Least-privilege tools. The agent handling document Q&A has read tools only. Not “is instructed to only read” — has no write tools in its schema. An injection can’t invoke what isn’t there. Scoping tools per task is the single highest-value control we run, and it costs nothing but discipline.

Approval gates on consequences. Anything irreversible — sends, deletes, payments, permission changes — goes through a human gate. This is the same human-in-the-loop machinery I’ve written about before wearing its security hat: the injection has to convince the model and a human who can see what’s about to happen and why.

Egress control. A classic exfiltration move is getting an agent to leak context into a URL or an outbound message. Constrain where output can go: allowlisted domains, no arbitrary link construction from context content, outbound messages only to verified internal recipients unless gated.

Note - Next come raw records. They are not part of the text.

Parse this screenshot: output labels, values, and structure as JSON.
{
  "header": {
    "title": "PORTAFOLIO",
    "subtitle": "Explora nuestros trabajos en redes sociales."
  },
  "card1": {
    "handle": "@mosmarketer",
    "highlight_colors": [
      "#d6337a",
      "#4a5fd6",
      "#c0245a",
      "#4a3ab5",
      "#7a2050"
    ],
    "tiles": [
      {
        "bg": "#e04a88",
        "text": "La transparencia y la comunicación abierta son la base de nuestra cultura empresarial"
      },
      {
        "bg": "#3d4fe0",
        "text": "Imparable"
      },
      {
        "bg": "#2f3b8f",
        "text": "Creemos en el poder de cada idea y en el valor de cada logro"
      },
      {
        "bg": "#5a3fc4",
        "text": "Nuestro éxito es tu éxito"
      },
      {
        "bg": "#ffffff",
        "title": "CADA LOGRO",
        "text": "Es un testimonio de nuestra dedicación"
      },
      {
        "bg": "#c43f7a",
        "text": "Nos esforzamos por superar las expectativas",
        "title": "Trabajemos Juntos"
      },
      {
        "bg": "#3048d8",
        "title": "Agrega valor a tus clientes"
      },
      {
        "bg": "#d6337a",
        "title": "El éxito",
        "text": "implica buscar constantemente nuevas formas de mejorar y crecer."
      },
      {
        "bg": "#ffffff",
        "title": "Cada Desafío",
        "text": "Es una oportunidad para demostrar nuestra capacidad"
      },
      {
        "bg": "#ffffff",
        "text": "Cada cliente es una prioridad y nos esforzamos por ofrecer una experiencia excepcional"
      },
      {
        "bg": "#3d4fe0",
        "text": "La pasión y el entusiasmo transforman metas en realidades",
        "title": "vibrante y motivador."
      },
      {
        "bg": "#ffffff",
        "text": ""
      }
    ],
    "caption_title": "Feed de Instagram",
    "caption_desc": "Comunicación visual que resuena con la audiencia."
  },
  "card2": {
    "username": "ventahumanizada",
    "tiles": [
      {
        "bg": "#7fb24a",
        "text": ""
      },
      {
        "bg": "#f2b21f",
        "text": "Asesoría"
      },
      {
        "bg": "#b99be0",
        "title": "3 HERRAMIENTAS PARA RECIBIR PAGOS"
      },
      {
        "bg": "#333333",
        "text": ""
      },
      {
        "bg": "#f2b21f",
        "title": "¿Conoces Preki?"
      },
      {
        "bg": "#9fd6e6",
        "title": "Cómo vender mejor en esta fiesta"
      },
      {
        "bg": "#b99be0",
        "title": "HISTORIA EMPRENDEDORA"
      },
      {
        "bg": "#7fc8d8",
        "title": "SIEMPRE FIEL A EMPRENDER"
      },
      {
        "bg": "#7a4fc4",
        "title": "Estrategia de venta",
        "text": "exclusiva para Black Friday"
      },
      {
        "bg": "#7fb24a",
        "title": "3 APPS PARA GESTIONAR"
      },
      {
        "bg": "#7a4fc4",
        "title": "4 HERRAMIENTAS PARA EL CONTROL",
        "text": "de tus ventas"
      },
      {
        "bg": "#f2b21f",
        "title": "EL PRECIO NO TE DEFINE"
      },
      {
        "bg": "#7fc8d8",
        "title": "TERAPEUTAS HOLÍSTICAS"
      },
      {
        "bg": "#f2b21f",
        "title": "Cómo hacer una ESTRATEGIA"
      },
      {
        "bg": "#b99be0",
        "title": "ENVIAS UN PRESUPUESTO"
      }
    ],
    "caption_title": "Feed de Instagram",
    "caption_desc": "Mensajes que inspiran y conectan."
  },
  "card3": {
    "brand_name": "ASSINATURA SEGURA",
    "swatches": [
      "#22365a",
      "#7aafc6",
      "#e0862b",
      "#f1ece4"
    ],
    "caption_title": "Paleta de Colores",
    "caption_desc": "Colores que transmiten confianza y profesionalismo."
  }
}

Injection evals as regression tests. Every attack we’ve seen — in the wild, in red-teaming, in the literature — lives in the safety suite, which blocks release on any failure. New model versions get red-teamed before rollout, because injection resistance varies between versions in ways release notes never mention.

The mindset shift

Stop asking “how do I make the model injection-proof.” You can’t; nobody can, yet. Ask instead: when the model is successfully steered, what’s the worst thing that happens? If the honest answer is “an email you didn’t intend gets sent to your customer list,” fix the architecture, not the prompt.

Capability is the model’s job. Containment is yours.